Epstein had a lot of 'powerful friends' who he did favors for and Schoen was 'disappointed' they did not offer help to him after his arrest.

He said: 'I'd hoped that Prince Andrew would be the one guy who stood up and said he was a friend, I didn't know anything about it'.

Instead the Duke distanced himself from Epstein in a BBC interview a few months after he died.

When Schoen learned Epstein had been found dead, he immediately told his legal team to hire renowned pathologist Michael Baden to be present for the autopsy.

Baden was brought on board and concluded that Epstein's injuries were not consistent with suicide by hanging, as the New York City Medical Examiner said.

Instead Baden believes the broken bone in Epstein's neck suggests he had been killed.

As Schoen says in the documentary: 'I think it was a homicide but I don't know who killed him'.

Schoen said he was especially concerned about Epstein's former cellmate Nicholas Tartaglione, a hulking ex-cop accused of four murders.
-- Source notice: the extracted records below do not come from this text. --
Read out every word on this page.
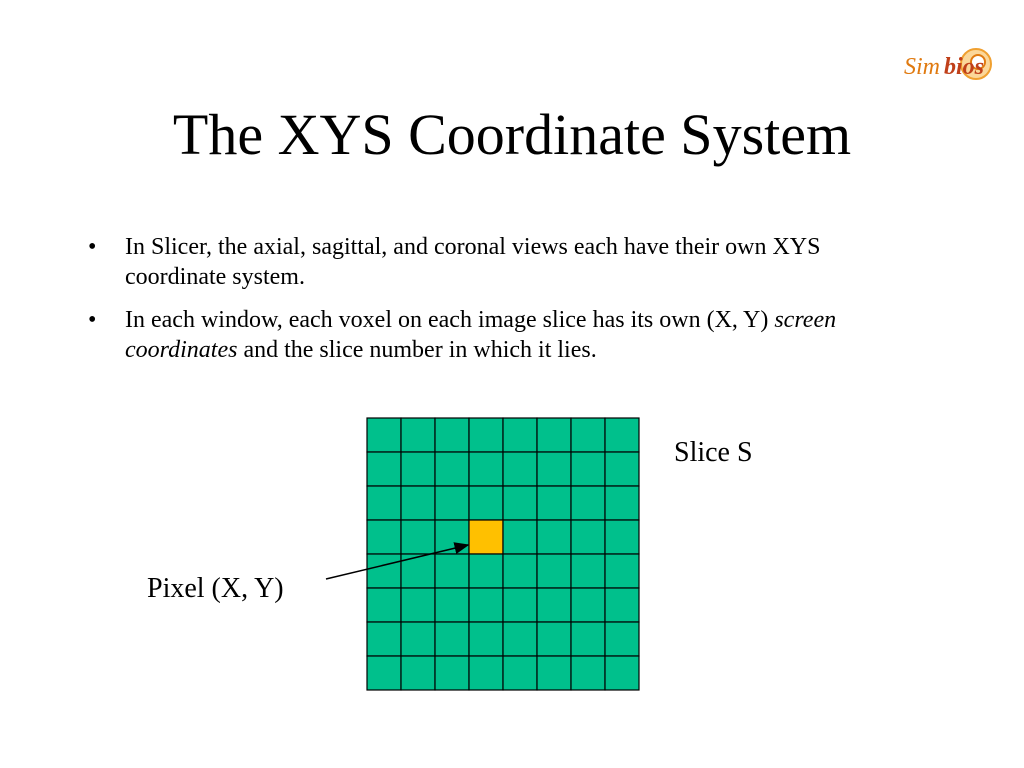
Sim bios
The XYS Coordinate System
• In Slicer, the axial, sagittal, and coronal views each have their own XYS coordinate system.
• In each window, each voxel on each image slice has its own (X, Y) screen coordinates and the slice number in which it lies.
Slice S
Pixel (X, Y)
Tartaglione was Epstein's cellmate during his first apparent suicide attempt on July 23 last year and some reports suggested he beat Epstein up, a claim his lawyer strongly denied.

Schoen said: 'The first incident that happened which the newspapers reported as a possible suicide attempt, Epstein didn't want to discuss any further. He told the prison officers he couldn't remember what happened, he didn't want to answer any more questions.

'Look, he was in a dangerous situation. He's a very wealthy guy accused of sex offences stuck in with a guy accused of four murders.

'First of all he shouldn't have been locked up in the general population, that's reprehensible.

'He'd have guys who watch the nightly news on the prison TV and say to him, $70 million mansion, huh?

'I've been through this with other clients and I told him to keep him an eye on this and tell me if anyone was extorting him'.